The report does mention how human rights should be a consideration for investigations conducted by the Inspector General of Intelligence and Security, which could offer a counter-balance to the previously heavy-weighted national security intelligence considerations applied to trade implications.
This recommendation may provide a reference, or at least a point of discussion, should the SIS embark on another disastrous, costly, wobbly, and legally flawed security risk certificate exercise – as was initiated when former Algerian politician and academic Ahmed Zaoui was imprisoned unjustly after seeking asylum and refugee status in New Zealand. In that case, the SIS cited likely negative trade implications with Algeria as justification for imprisonment without a trial while the Government considered Zaoui’s fate and possible deportation. Of course in the end, after years of legal battles and millions of dollars spent, the SIS retracted its security risk determination and deemed Zaoui not to be a risk to New Zealand’s national security at all.

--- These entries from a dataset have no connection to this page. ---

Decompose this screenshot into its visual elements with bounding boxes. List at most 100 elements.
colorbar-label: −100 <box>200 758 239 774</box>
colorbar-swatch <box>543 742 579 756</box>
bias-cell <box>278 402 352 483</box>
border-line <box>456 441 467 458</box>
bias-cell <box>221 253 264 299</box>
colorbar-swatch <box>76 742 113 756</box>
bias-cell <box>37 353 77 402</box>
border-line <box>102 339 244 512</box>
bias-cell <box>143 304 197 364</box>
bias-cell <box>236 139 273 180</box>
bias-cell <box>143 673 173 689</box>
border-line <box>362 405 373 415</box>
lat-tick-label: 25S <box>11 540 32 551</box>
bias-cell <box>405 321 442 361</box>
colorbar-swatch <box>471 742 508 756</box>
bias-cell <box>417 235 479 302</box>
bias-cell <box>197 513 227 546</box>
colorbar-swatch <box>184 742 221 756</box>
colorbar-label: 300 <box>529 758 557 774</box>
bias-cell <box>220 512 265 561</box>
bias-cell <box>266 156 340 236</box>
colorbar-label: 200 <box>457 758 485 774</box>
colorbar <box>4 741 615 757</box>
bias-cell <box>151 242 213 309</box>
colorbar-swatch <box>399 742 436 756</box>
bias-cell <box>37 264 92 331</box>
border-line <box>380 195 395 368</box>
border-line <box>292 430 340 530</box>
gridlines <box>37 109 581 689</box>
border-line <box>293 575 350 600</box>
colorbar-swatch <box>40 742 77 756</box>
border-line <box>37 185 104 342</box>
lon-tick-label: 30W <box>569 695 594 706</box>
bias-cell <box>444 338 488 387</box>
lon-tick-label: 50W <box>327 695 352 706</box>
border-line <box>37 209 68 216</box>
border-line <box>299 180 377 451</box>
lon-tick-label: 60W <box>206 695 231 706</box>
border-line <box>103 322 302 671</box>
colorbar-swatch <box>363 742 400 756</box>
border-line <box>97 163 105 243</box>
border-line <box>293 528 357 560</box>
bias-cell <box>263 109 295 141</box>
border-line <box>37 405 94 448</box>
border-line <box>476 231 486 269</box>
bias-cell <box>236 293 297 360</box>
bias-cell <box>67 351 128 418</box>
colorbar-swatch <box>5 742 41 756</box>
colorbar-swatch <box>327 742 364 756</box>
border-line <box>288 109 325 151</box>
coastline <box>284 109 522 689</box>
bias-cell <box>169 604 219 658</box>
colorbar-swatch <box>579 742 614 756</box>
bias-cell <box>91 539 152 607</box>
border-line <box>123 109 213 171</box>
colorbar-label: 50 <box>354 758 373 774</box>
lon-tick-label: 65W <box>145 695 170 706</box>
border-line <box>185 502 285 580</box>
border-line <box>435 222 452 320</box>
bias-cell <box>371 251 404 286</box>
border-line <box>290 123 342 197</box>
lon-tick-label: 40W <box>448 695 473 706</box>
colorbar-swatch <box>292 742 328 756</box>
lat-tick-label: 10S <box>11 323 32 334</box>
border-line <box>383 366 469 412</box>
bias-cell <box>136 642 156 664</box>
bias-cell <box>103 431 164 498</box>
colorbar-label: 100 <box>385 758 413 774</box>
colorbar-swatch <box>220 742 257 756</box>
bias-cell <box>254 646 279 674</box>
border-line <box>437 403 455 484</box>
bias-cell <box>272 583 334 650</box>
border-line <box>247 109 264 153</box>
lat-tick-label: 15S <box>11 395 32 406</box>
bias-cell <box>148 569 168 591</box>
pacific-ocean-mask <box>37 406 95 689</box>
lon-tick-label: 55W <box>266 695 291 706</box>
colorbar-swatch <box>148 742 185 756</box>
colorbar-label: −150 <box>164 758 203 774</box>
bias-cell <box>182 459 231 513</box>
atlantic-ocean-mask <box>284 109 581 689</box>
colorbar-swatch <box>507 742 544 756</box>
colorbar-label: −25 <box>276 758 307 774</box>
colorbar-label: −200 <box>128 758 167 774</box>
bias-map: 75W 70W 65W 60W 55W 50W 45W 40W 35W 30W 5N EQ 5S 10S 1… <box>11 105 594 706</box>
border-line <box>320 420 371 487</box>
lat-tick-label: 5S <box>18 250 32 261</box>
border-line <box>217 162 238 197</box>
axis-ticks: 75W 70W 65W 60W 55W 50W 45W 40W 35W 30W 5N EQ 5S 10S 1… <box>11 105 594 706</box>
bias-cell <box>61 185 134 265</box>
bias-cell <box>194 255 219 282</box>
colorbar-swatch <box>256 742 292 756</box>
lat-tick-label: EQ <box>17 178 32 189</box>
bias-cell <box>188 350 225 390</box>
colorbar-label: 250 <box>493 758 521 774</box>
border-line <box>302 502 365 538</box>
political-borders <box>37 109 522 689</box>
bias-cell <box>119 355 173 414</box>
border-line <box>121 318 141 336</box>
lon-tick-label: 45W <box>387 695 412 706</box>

With the forever intensification of state security intelligence powers, there has been much discussion about the need for more robust oversight. It is interesting, if not disappointing, that Sir Michael and Dame Patsy only recommend a slight tweaking of the status quo.
For example, it is recommended the Inspector General of Intelligence and Security’s investigative powers be expanded in scope to include investigations into ‘sensitive’ operations. And, the Parliamentary Intelligence and Security Committee be increased to a minimum of five and a maximum of seven politicians. There is nothing in the report’s recommendations that addresses Sir Michael and Dame Patsy’s observation that politicians on the intelligence committee are at times unable to fathom the detail or underlying consequences of information communicated during intelligence briefings – presumably due to the use of jargon, intel-speak, and vague references in the communications.
One would have expected, at the very least, this report would have recommended a robust oversight committee be established with a mix of sworn in and appointed experts including political, judicial, constitutional, and formerly operational members.
There is much detail in the report, and overall Sir Michael and Dame Patsy have provided a robust analysis of today’s security intelligence environment, its demands, complexities, and referenced realities of security threats (whether they be cyber-security, human, infrastructure, or reputational in nature).
The Cullen-Reddy report does not make recommendations nor observations as to whether New Zealand has the balance right between the state’s search and surveillance powers and those of the citizenry’s right to expressions of freedom and liberty without undue corruption of those ideals.
And as far as public discussion, discourse and debate is concerned, it would have been helpful had the report included an observation of where New Zealand currently sits on the search and surveil Vs civil liberties axis when compared to the other Five Eyes intelligence partner states – I would suggest the Telecommunications (Interception Capability and Security) Act 2013 and other states’ counterpart legislation could be used as a benchmark.